As more bridging loan lenders enter the market, the cost of borrowing short-term capital has fallen dramatically. This has allowed firms to borrow to buy stock, ease cashflow, expand and a host of other things.
Put simply, a bridging loan is a way to give individuals access to credit easily and quickly, by using assets such as personal or commercial property to release equity.
Primarily used in the property market, bridging finance can prevent buyer chains collapsing when other financial arrangements were in place. In the literal sense, it allows you to bridge the gap between shortages in capital. The majority of bridging financiers function solely online, allowing clients based anywhere to find them easily, making the market open and competitive.

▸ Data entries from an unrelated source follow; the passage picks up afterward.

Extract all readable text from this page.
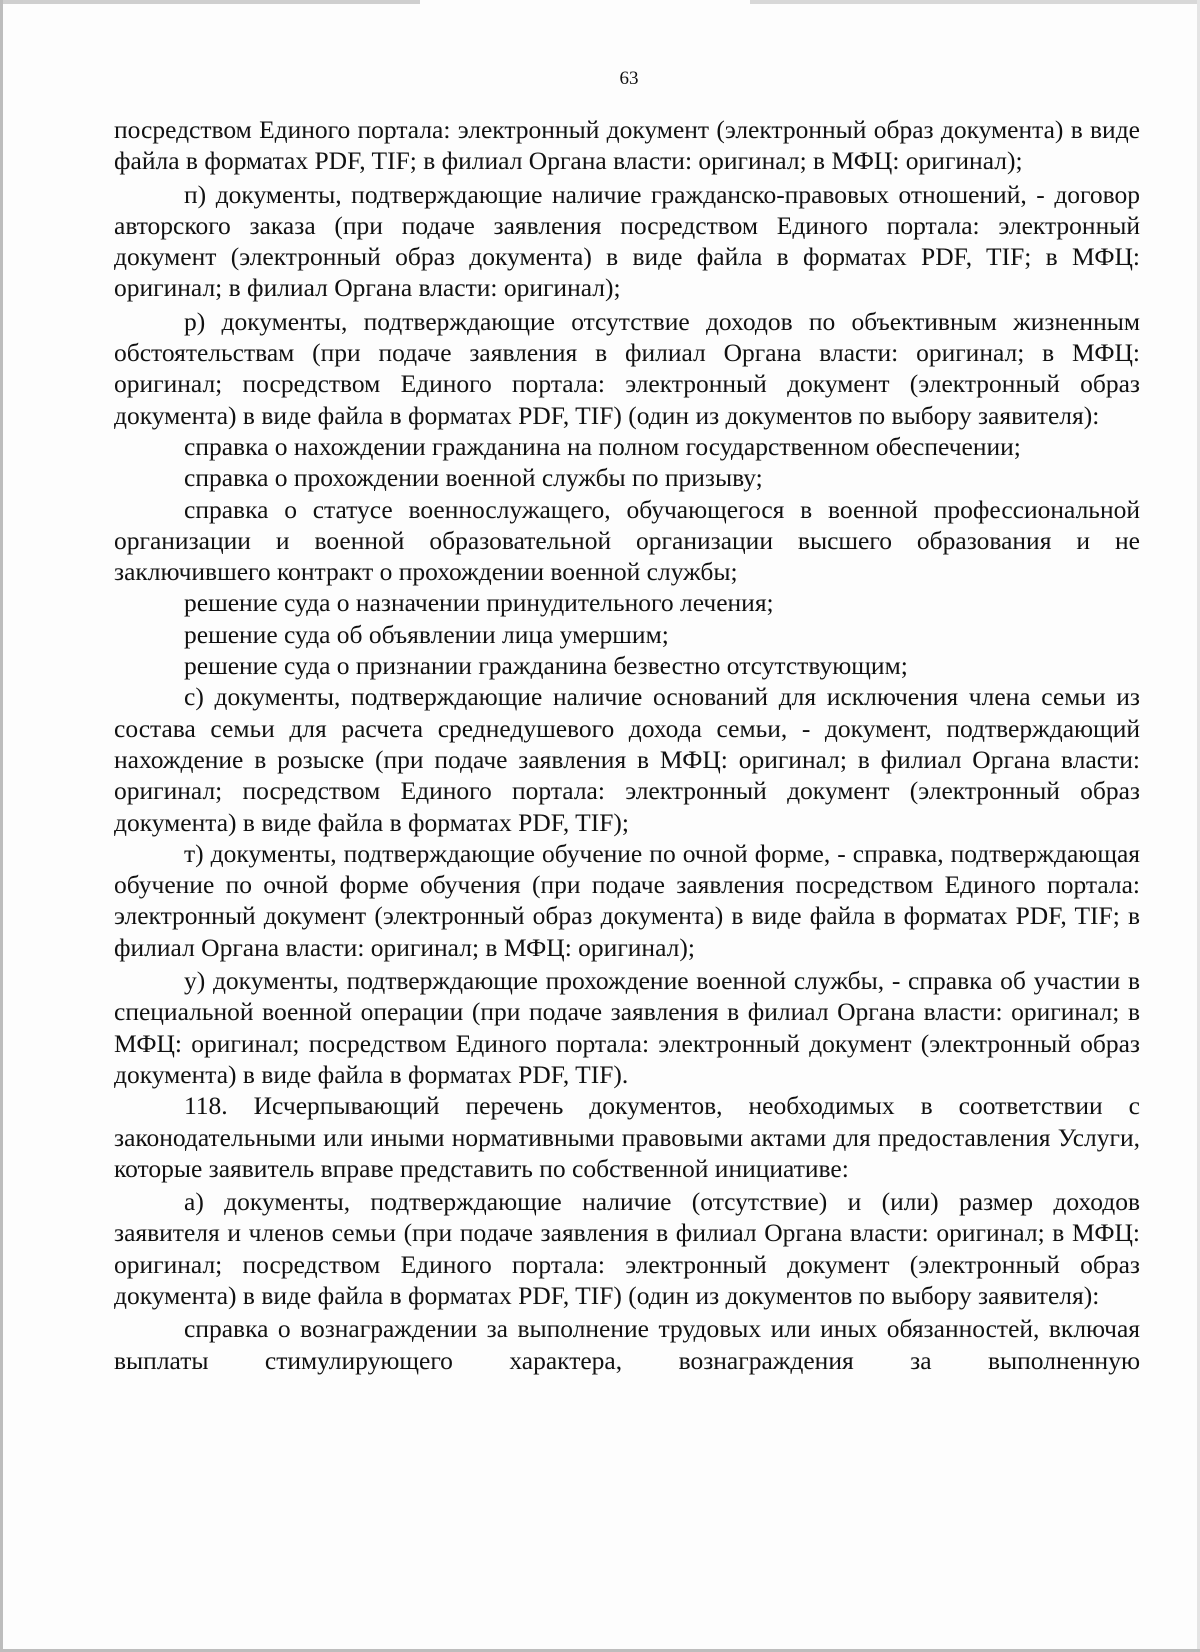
63

посредством Единого портала: электронный документ (электронный образ документа) в виде файла в форматах PDF, TIF; в филиал Органа власти: оригинал; в МФЦ: оригинал);

п) документы, подтверждающие наличие гражданско-правовых отношений, - договор авторского заказа (при подаче заявления посредством Единого портала: электронный документ (электронный образ документа) в виде файла в форматах PDF, TIF; в МФЦ: оригинал; в филиал Органа власти: оригинал);

р) документы, подтверждающие отсутствие доходов по объективным жизненным обстоятельствам (при подаче заявления в филиал Органа власти: оригинал; в МФЦ: оригинал; посредством Единого портала: электронный документ (электронный образ документа) в виде файла в форматах PDF, TIF) (один из документов по выбору заявителя):

справка о нахождении гражданина на полном государственном обеспечении;

справка о прохождении военной службы по призыву;

справка о статусе военнослужащего, обучающегося в военной профессиональной организации и военной образовательной организации высшего образования и не заключившего контракт о прохождении военной службы;

решение суда о назначении принудительного лечения;

решение суда об объявлении лица умершим;

решение суда о признании гражданина безвестно отсутствующим;

с) документы, подтверждающие наличие оснований для исключения члена семьи из состава семьи для расчета среднедушевого дохода семьи, - документ, подтверждающий нахождение в розыске (при подаче заявления в МФЦ: оригинал; в филиал Органа власти: оригинал; посредством Единого портала: электронный документ (электронный образ документа) в виде файла в форматах PDF, TIF);

т) документы, подтверждающие обучение по очной форме, - справка, подтверждающая обучение по очной форме обучения (при подаче заявления посредством Единого портала: электронный документ (электронный образ документа) в виде файла в форматах PDF, TIF; в филиал Органа власти: оригинал; в МФЦ: оригинал);

у) документы, подтверждающие прохождение военной службы, - справка об участии в специальной военной операции (при подаче заявления в филиал Органа власти: оригинал; в МФЦ: оригинал; посредством Единого портала: электронный документ (электронный образ документа) в виде файла в форматах PDF, TIF).

118. Исчерпывающий перечень документов, необходимых в соответствии с законодательными или иными нормативными правовыми актами для предоставления Услуги, которые заявитель вправе представить по собственной инициативе:

а) документы, подтверждающие наличие (отсутствие) и (или) размер доходов заявителя и членов семьи (при подаче заявления в филиал Органа власти: оригинал; в МФЦ: оригинал; посредством Единого портала: электронный документ (электронный образ документа) в виде файла в форматах PDF, TIF) (один из документов по выбору заявителя):

справка о вознаграждении за выполнение трудовых или иных обязанностей, включая выплаты стимулирующего характера, вознаграждения за выполненную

The speed at which cash can arrive in your account is the greatest advantage of bridging loans, often being a very personal service that takes a matter of days. They will also be sure that bridging finance is the best option for you, because lenders want to be sure they will get their money back!
You can expect to pay an arranging fee, which covers all of the checks the financer has to make, such as application, legal and valuation costs. Lenders will offer varying rates of interest dependant on your circumstances (usually between 1 and 2% per month). However, if you have a lot of value in your assets and are not classed as high risk, you could see interest rates as low as 0.5% a month.
A good bridging lender will find out exactly what you are spending the capital on. They will then assess the resource that you are borrowing against and send an independent surveyor to value the asset. This will make up the loan to value (LTV) ratio that you receive, which can be anywhere between 40 and 80%.
Bridging finance is for short periods of time and can become an expensive option if you do not replace the bridge with a long-term financial option. This could be selling other assets, streamlining your business or refinancing with another loan.
If your business needs to raise money quickly to buy stock to meet a surge in demand, a bridging loan may be a perfect way to quickly get the money you need. However, if you are experiencing cashflow problems due to a high wage bill, unless you put a restructure in place, allowing funds to be available within months, a bank overdraft or other financing means may be more beneficial for you.
Overall bridging loans may not be for every business need, especially if you do not know how you can pay back the loan. However, in times of cashflow crisis, where you have assets with equity, they can offer you the breathing space to put longer-term financial options in place.